Privacy & data handling
Biotic data is confidential, and some of it is sensitive (e.g. Russian-zone data, exact positions of vulnerable species). BAIT is built so your raw data stays on your machine and never trains a model.
Why an AI agent doesn’t “train on” your data
A coding agent reads files to help you in the moment — it does not update any model’s weights. Training would only happen if both of these were true:
- data is sent to a model provider, and
- that provider is allowed to retain/train on it.
BAIT closes both doors: it keeps data local, and it reminds you to turn provider training off.
Before you start — the pre-flight
- Turn training / data retention OFF for your agent (see below).

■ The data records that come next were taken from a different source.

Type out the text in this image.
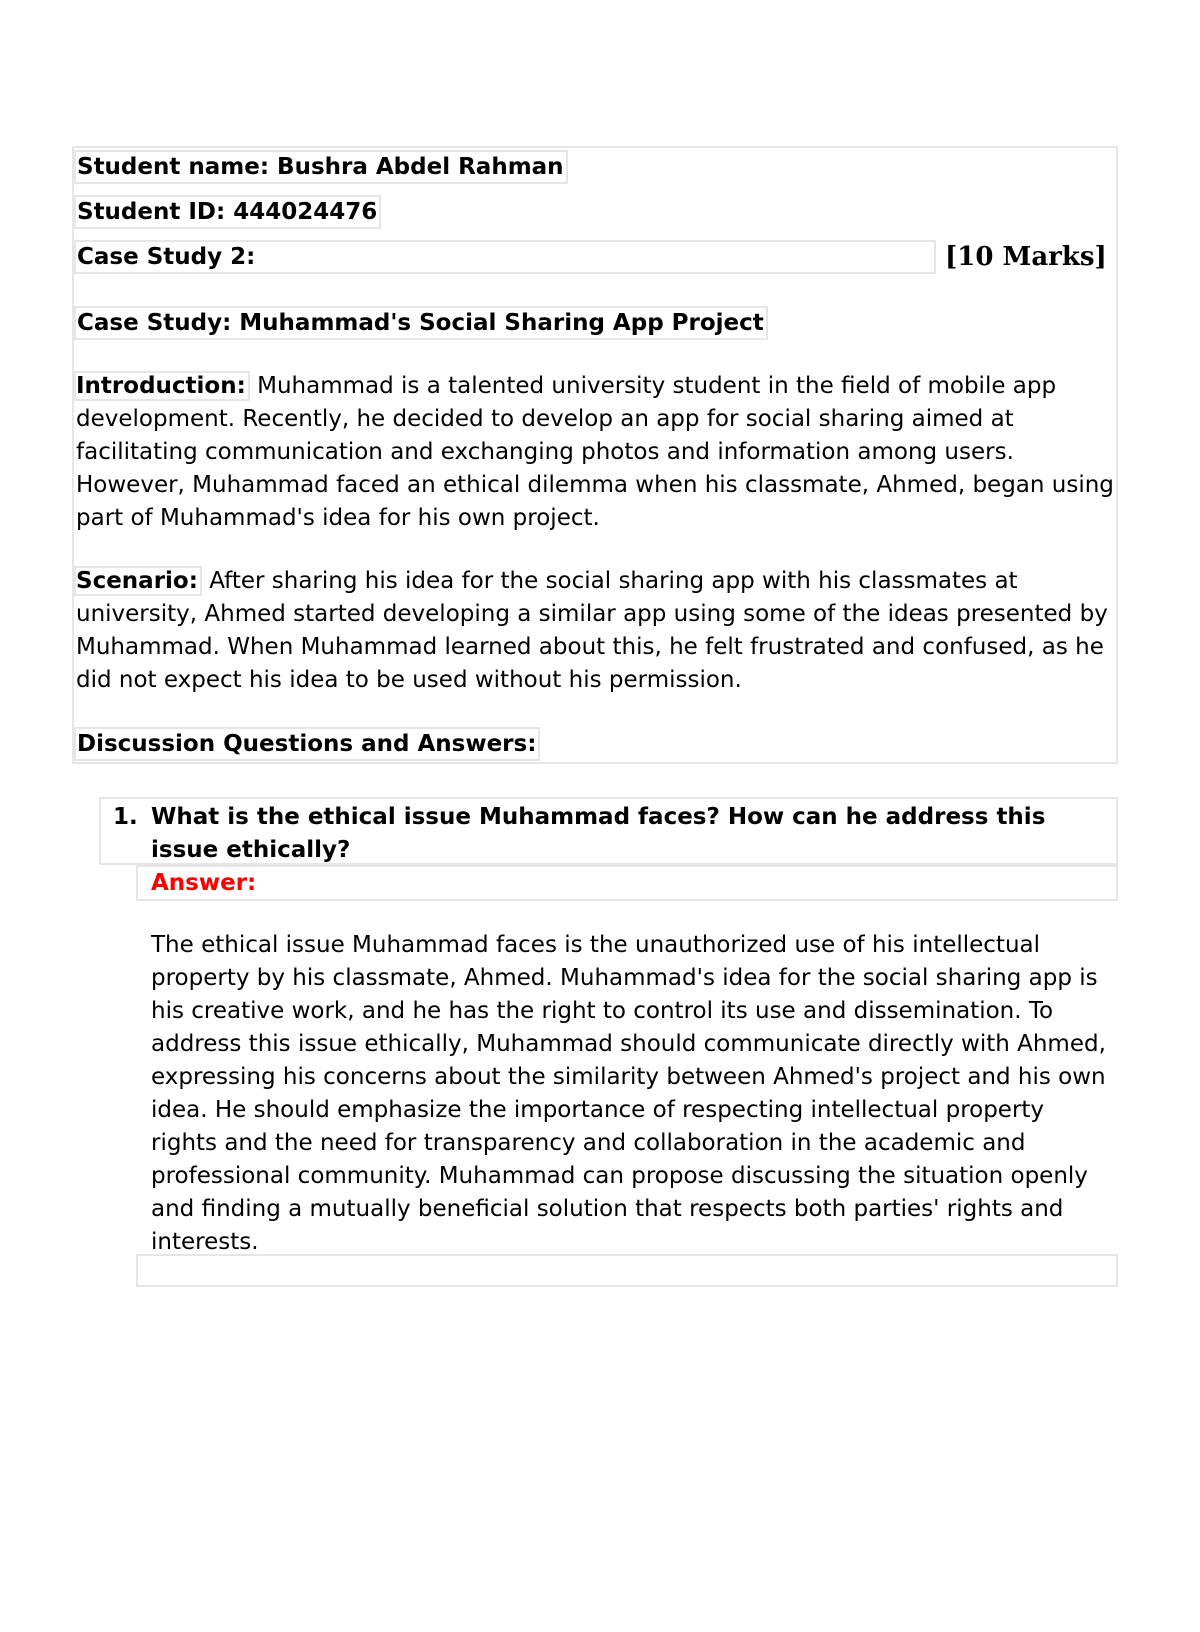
Student name: Bushra Abdel Rahman
Student ID: 444024476
Case Study 2:	[10 Marks]
Case Study: Muhammad's Social Sharing App Project
Introduction: Muhammad is a talented university student in the field of mobile app development. Recently, he decided to develop an app for social sharing aimed at facilitating communication and exchanging photos and information among users. However, Muhammad faced an ethical dilemma when his classmate, Ahmed, began using part of Muhammad's idea for his own project.
Scenario: After sharing his idea for the social sharing app with his classmates at university, Ahmed started developing a similar app using some of the ideas presented by Muhammad. When Muhammad learned about this, he felt frustrated and confused, as he did not expect his idea to be used without his permission.
Discussion Questions and Answers:
1. What is the ethical issue Muhammad faces? How can he address this issue ethically?
Answer:
The ethical issue Muhammad faces is the unauthorized use of his intellectual property by his classmate, Ahmed. Muhammad's idea for the social sharing app is his creative work, and he has the right to control its use and dissemination. To address this issue ethically, Muhammad should communicate directly with Ahmed, expressing his concerns about the similarity between Ahmed's project and his own idea. He should emphasize the importance of respecting intellectual property rights and the need for transparency and collaboration in the academic and professional community. Muhammad can propose discussing the situation openly and finding a mutually beneficial solution that respects both parties' rights and interests.
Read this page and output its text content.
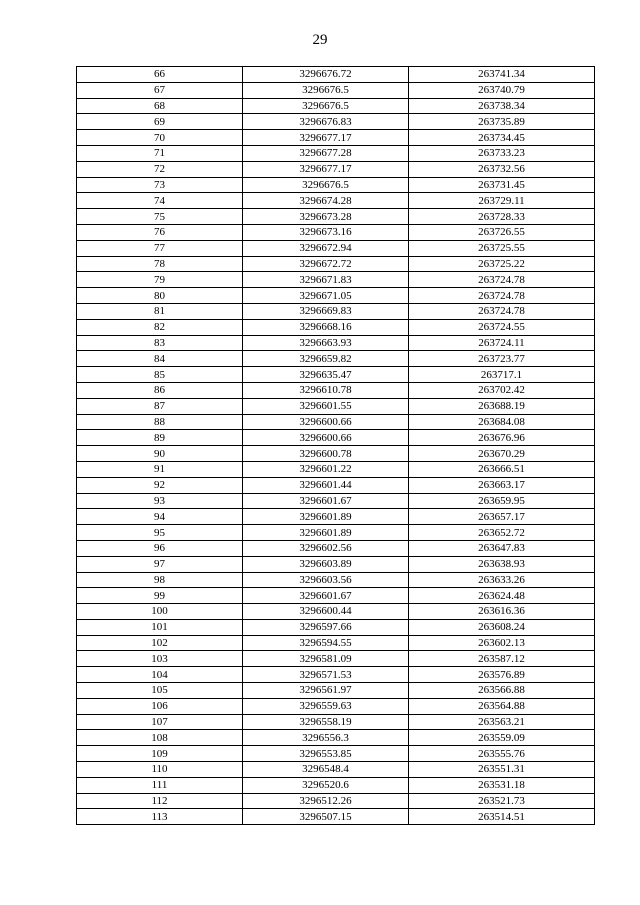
29
66	3296676.72	263741.34
67	3296676.5	263740.79
68	3296676.5	263738.34
69	3296676.83	263735.89
70	3296677.17	263734.45
71	3296677.28	263733.23
72	3296677.17	263732.56
73	3296676.5	263731.45
74	3296674.28	263729.11
75	3296673.28	263728.33
76	3296673.16	263726.55
77	3296672.94	263725.55
78	3296672.72	263725.22
79	3296671.83	263724.78
80	3296671.05	263724.78
81	3296669.83	263724.78
82	3296668.16	263724.55
83	3296663.93	263724.11
84	3296659.82	263723.77
85	3296635.47	263717.1
86	3296610.78	263702.42
87	3296601.55	263688.19
88	3296600.66	263684.08
89	3296600.66	263676.96
90	3296600.78	263670.29
91	3296601.22	263666.51
92	3296601.44	263663.17
93	3296601.67	263659.95
94	3296601.89	263657.17
95	3296601.89	263652.72
96	3296602.56	263647.83
97	3296603.89	263638.93
98	3296603.56	263633.26
99	3296601.67	263624.48
100	3296600.44	263616.36
101	3296597.66	263608.24
102	3296594.55	263602.13
103	3296581.09	263587.12
104	3296571.53	263576.89
105	3296561.97	263566.88
106	3296559.63	263564.88
107	3296558.19	263563.21
108	3296556.3	263559.09
109	3296553.85	263555.76
110	3296548.4	263551.31
111	3296520.6	263531.18
112	3296512.26	263521.73
113	3296507.15	263514.51
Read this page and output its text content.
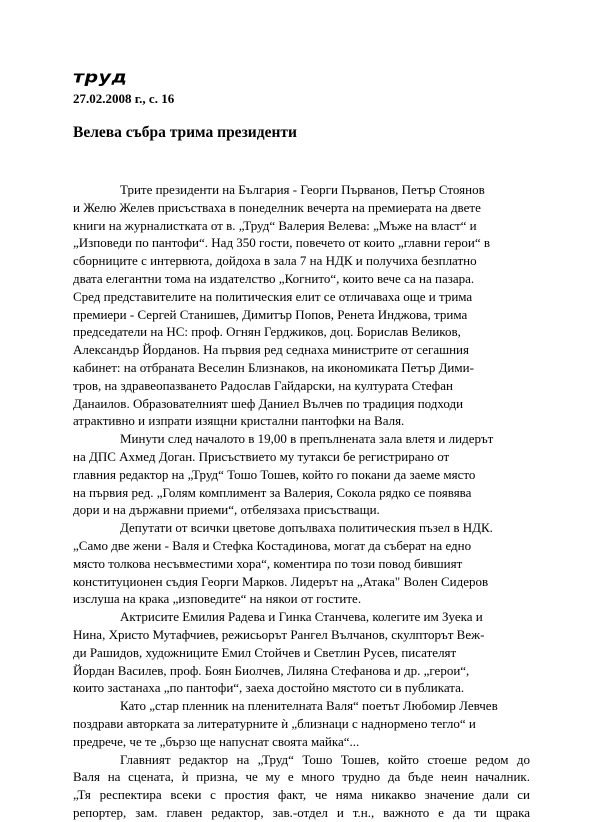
труд
27.02.2008 г., с. 16
Велева събра трима президенти

Трите президенти на България - Георги Първанов, Петър Стоянов
и Желю Желев присъстваха в понеделник вечерта на премиерата на двете
книги на журналистката от в. „Труд“ Валерия Велева: „Мъже на власт“ и
„Изповеди по пантофи“. Над 350 гости, повечето от които „главни герои“ в
сборниците с интервюта, дойдоха в зала 7 на НДК и получиха безплатно
двата елегантни тома на издателство „Когнито“, които вече са на пазара.
Сред представителите на политическия елит се отличаваха още и трима
премиери - Сергей Станишев, Димитър Попов, Ренета Инджова, трима
председатели на НС: проф. Огнян Герджиков, доц. Борислав Великов,
Александър Йорданов. На първия ред седнаха министрите от сегашния
кабинет: на отбраната Веселин Близнаков, на икономиката Петър Дими-
тров, на здравеопазването Радослав Гайдарски, на културата Стефан
Данаилов. Образователният шеф Даниел Вълчев по традиция подходи
атрактивно и изпрати изящни кристални пантофки на Валя.

Минути след началото в 19,00 в препълнената зала влетя и лидерът
на ДПС Ахмед Доган. Присъствието му тутакси бе регистрирано от
главния редактор на „Труд“ Тошо Тошев, който го покани да заеме място
на първия ред. „Голям комплимент за Валерия, Сокола рядко се появява
дори и на държавни приеми“, отбелязаха присъстващи.

Депутати от всички цветове допълваха политическия пъзел в НДК.
„Само две жени - Валя и Стефка Костадинова, могат да съберат на едно
място толкова несъвместими хора“, коментира по този повод бившият
конституционен съдия Георги Марков. Лидерът на „Атака" Волен Сидеров
изслуша на крака „изповедите“ на някои от гостите.

Актрисите Емилия Радева и Гинка Станчева, колегите им Зуека и
Нина, Христо Мутафчиев, режисьорът Рангел Вълчанов, скулпторът Веж-
ди Рашидов, художниците Емил Стойчев и Светлин Русев, писателят
Йордан Василев, проф. Боян Биолчев, Лиляна Стефанова и др. „герои“,
които застанаха „по пантофи“, заеха достойно мястото си в публиката.

Като „стар пленник на пленителната Валя“ поетът Любомир Левчев
поздрави авторката за литературните ѝ „близнаци с наднормено тегло“ и
предрече, че те „бързо ще напуснат своята майка“...

Главният редактор на „Труд“ Тошо Тошев, който стоеше редом до
Валя на сцената, ѝ призна, че му е много трудно да бъде неин началник.
„Тя респектира всеки с простия факт, че няма никакво значение дали си
репортер, зам. главен редактор, зав.-отдел и т.н., важното е да ти щрака
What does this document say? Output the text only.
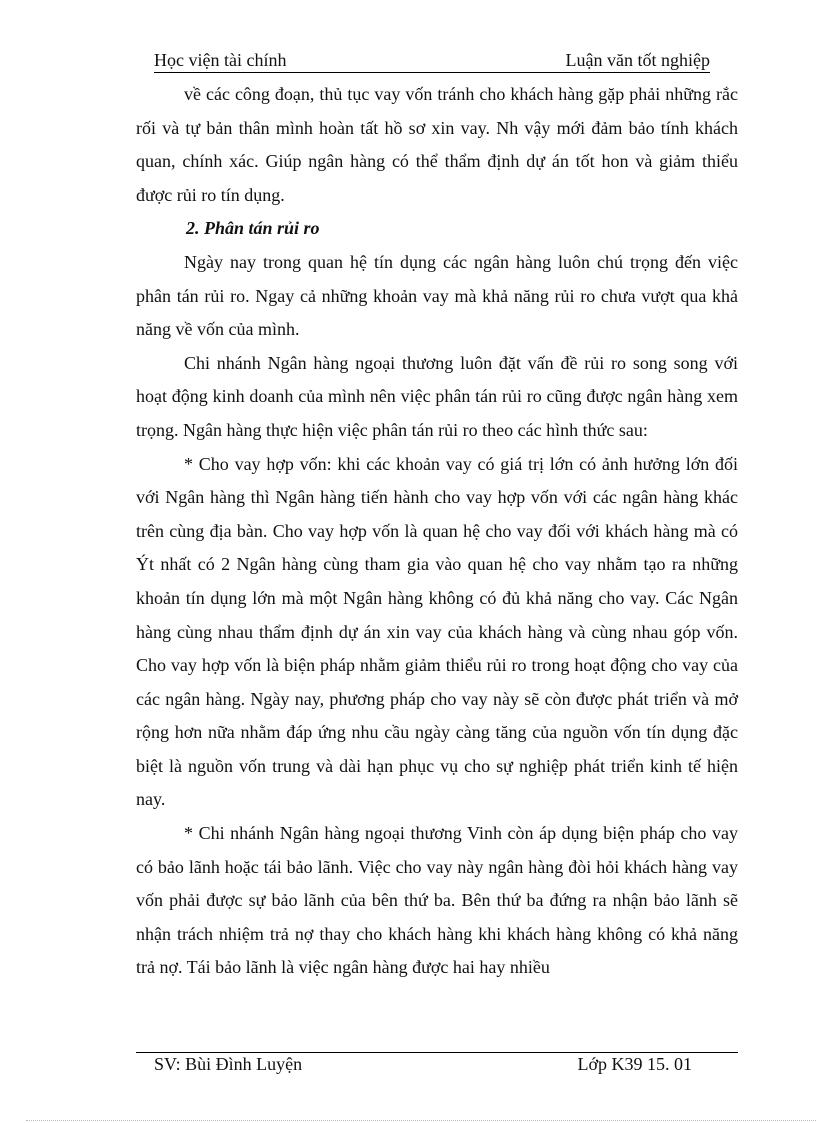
Học viện tài chính	Luận văn tốt nghiệp

về các công đoạn, thủ tục vay vốn tránh cho khách hàng gặp phải những rắc rối và tự bản thân mình hoàn tất hồ sơ xin vay. Nh vậy mới đảm bảo tính khách quan, chính xác. Giúp ngân hàng có thể thẩm định dự án tốt hon và giảm thiểu được rủi ro tín dụng.

2. Phân tán rủi ro

Ngày nay trong quan hệ tín dụng các ngân hàng luôn chú trọng đến việc phân tán rủi ro. Ngay cả những khoản vay mà khả năng rủi ro chưa vượt qua khả năng về vốn của mình.

Chi nhánh Ngân hàng ngoại thương luôn đặt vấn đề rủi ro song song với hoạt động kinh doanh của mình nên việc phân tán rủi ro cũng được ngân hàng xem trọng. Ngân hàng thực hiện việc phân tán rủi ro theo các hình thức sau:

* Cho vay hợp vốn: khi các khoản vay có giá trị lớn có ảnh hưởng lớn đối với Ngân hàng thì Ngân hàng tiến hành cho vay hợp vốn với các ngân hàng khác trên cùng địa bàn. Cho vay hợp vốn là quan hệ cho vay đối với khách hàng mà có Ýt nhất có 2 Ngân hàng cùng tham gia vào quan hệ cho vay nhằm tạo ra những khoản tín dụng lớn mà một Ngân hàng không có đủ khả năng cho vay. Các Ngân hàng cùng nhau thẩm định dự án xin vay của khách hàng và cùng nhau góp vốn. Cho vay hợp vốn là biện pháp nhằm giảm thiểu rủi ro trong hoạt động cho vay của các ngân hàng. Ngày nay, phương pháp cho vay này sẽ còn được phát triển và mở rộng hơn nữa nhằm đáp ứng nhu cầu ngày càng tăng của nguồn vốn tín dụng đặc biệt là nguồn vốn trung và dài hạn phục vụ cho sự nghiệp phát triển kinh tế hiện nay.

* Chi nhánh Ngân hàng ngoại thương Vinh còn áp dụng biện pháp cho vay có bảo lãnh hoặc tái bảo lãnh. Việc cho vay này ngân hàng đòi hỏi khách hàng vay vốn phải được sự bảo lãnh của bên thứ ba. Bên thứ ba đứng ra nhận bảo lãnh sẽ nhận trách nhiệm trả nợ thay cho khách hàng khi khách hàng không có khả năng trả nợ. Tái bảo lãnh là việc ngân hàng được hai hay nhiều

SV: Bùi Đình Luyện	Lớp K39 15. 01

- The database lives outside any repo (
~/IMR_biotic_BES_database/). - You’re in a folder that won’t be committed with data — BAIT’s
.gitignore/.claudeignoreblock data files as a safety net. - For sensitive subsets, agree up front on what may be produced or shared.
Turning training off (verify the current setting)
Menus change, so confirm on your provider’s current privacy / data-controls page:
- Claude / Claude Code: disable the “help improve Claude” / training option (consumer); API / Team / Enterprise inputs aren’t used for training by default, with zero-data- retention available.
- OpenAI / Codex / ChatGPT: Data Controls → turn off model-training; API isn’t trained on by default, ZDR available on eligible accounts.
- Other agents: enable the equivalent “privacy mode” / “do not train” / ZDR setting.
When in doubt, prefer API / enterprise tiers with zero data retention.
Dashboards
Run them locally. Never deploy Biotic data to a public host (e.g. shinyapps.io). If you need hosting, it must be inside IMR infrastructure with access control.
If something leaks
Stop, tell your data manager, delete the exposed copy, and rotate any shared access. Data sent to an external service may persist even after deletion — act per IMR policy.
Full operational detail lives in the repo: skills/biotic-privacy/SKILL.md.